3. If a door is too hard to close

  • Do you have to give a door an extra shove to get it to close? Likely, the door is either warped or has bound hinges (meaning they're completely closed before the door is).
  • Rule out warping (which is best fixed by replacing the door) by closing the door and checking that it's hitting all the stops along the top and sides. If it is, then adjust the hinges by cutting strips of thin cardboard that are the same length as the hinges and half their width.
  • Unscrew the hinges from the jamb one at a time (put a supporting wedge under the door), and place a strip in each hinge mortise against the barrel side of the hinge.
  • Wooden doors can absorb moisture, which causes them to swell and stick. Keep moisture at bay by making sure that both the top and bottom edges of a door are painted or varnished to properly seal the end grain. Give paint strength and staying power with an undercoat of primer.

4. The door isn't latching

  • If a door won't latch properly because the strike plate is higher than the bolt, a little filing could do the trick.
  • Observe how the latch bolt hits the strike plate on the frame when the door closes. Look for wear marks left by the bolt. Carefully file the opening in the strike plate to enlarge the hole a bit at a time until the bolt fits in.
  • You can also use your file to slightly round the edges of the bolt itself.

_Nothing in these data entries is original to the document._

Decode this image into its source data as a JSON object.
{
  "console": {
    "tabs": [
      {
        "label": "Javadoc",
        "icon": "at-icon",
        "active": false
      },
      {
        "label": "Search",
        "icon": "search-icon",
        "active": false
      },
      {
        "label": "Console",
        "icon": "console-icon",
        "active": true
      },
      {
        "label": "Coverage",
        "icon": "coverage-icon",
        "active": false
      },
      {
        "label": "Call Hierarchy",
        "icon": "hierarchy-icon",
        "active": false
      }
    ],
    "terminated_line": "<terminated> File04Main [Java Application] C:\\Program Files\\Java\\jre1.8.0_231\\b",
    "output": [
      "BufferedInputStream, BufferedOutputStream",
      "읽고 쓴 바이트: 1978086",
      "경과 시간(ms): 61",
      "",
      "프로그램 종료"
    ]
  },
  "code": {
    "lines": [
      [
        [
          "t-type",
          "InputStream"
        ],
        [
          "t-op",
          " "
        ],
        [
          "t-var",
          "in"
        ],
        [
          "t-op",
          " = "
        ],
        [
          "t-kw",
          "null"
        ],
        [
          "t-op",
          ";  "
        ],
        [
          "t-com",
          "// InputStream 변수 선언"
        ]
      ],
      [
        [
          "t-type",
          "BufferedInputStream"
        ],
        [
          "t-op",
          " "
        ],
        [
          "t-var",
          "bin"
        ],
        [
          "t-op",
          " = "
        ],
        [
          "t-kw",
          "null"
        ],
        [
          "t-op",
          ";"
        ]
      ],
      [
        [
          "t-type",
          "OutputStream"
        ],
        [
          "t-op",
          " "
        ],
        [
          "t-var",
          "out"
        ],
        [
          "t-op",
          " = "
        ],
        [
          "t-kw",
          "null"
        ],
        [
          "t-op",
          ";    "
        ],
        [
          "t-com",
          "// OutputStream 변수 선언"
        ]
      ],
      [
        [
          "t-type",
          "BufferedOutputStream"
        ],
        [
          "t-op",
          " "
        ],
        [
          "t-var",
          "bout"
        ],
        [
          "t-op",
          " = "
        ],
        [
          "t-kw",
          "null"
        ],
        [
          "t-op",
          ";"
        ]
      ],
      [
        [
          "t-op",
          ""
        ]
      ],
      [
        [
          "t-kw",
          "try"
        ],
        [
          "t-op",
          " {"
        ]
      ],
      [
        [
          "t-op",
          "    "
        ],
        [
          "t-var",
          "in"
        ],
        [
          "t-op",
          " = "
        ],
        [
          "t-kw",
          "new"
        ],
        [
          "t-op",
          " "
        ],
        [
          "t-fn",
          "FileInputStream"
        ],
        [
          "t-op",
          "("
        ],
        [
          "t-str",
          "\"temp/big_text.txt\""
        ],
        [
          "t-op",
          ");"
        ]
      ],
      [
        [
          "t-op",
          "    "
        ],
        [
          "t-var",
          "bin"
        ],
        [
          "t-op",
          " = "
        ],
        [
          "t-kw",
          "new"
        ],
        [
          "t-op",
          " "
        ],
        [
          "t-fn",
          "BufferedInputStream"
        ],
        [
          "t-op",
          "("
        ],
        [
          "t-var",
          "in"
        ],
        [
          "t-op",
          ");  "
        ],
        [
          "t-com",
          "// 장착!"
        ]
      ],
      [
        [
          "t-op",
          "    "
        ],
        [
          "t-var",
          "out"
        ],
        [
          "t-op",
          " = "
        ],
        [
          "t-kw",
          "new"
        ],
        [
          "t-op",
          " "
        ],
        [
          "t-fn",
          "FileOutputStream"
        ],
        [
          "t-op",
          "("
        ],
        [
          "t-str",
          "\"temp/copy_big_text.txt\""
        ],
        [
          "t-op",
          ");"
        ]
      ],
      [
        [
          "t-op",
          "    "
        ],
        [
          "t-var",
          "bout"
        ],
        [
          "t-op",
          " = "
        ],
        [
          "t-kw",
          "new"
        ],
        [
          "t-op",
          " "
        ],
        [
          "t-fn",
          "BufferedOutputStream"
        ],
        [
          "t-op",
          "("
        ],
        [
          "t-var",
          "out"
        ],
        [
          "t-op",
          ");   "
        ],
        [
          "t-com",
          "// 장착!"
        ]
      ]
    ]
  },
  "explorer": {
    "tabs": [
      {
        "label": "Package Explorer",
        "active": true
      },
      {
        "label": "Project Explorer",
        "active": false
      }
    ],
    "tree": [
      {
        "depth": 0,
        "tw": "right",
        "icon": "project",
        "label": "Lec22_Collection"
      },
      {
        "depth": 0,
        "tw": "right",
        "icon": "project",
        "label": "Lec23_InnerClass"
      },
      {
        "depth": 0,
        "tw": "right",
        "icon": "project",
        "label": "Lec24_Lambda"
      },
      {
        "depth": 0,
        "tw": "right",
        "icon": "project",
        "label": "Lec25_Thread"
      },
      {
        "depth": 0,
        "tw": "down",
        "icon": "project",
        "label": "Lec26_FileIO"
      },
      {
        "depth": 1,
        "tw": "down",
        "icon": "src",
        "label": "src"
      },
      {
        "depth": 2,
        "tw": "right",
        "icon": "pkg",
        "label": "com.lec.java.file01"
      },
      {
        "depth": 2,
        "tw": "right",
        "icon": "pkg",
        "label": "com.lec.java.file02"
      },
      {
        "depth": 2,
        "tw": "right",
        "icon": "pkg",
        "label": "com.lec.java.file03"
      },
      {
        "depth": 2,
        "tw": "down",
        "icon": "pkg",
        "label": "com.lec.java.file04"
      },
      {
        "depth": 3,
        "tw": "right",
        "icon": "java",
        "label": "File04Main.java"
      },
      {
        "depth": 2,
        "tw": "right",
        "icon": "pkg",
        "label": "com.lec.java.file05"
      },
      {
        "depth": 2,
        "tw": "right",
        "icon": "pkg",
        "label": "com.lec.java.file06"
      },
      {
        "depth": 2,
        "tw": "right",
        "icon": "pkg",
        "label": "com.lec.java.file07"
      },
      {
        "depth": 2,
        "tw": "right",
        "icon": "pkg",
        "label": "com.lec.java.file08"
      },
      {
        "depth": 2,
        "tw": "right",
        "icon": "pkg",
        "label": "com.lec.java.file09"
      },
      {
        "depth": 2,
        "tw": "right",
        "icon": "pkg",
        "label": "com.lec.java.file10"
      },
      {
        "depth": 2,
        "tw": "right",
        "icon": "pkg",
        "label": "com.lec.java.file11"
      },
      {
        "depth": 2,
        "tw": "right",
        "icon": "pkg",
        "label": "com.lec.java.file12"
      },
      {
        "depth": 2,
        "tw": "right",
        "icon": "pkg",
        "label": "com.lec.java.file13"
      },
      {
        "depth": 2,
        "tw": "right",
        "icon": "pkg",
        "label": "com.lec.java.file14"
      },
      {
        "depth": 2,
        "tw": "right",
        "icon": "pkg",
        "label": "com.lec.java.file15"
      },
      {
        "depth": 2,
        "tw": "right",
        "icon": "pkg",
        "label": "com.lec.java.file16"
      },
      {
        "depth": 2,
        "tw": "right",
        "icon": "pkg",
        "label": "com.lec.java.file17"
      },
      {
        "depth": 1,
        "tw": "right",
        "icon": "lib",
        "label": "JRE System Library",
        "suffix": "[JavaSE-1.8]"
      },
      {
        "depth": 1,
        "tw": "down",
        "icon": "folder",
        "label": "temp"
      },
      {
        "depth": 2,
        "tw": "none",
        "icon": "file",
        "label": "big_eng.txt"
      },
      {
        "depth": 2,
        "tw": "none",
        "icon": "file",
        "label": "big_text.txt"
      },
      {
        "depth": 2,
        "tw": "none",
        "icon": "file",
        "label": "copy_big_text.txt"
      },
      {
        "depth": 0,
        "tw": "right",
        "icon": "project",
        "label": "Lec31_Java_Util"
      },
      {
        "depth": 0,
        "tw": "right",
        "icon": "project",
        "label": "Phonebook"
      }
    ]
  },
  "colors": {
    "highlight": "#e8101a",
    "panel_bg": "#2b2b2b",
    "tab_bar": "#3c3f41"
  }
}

5. The screw holes have become stripped

  • If some of a hinge's screw holes have become stripped there are two options in dealing with the problem.
  • You can replace the screws with ones that are the same size, but about 2.5 centimetres (one inch) longer so that they will penetrate into solid wood in the framing.
  • Also, you can remove the screws, and plug the holes with wood toothpicks that have been dipped in carpenter's glue.
  • When the glue has dried, shave away the protruding toothpick ends with a utility knife. Then drill new pilot holes, and drive the screws back into place through the hinge plate.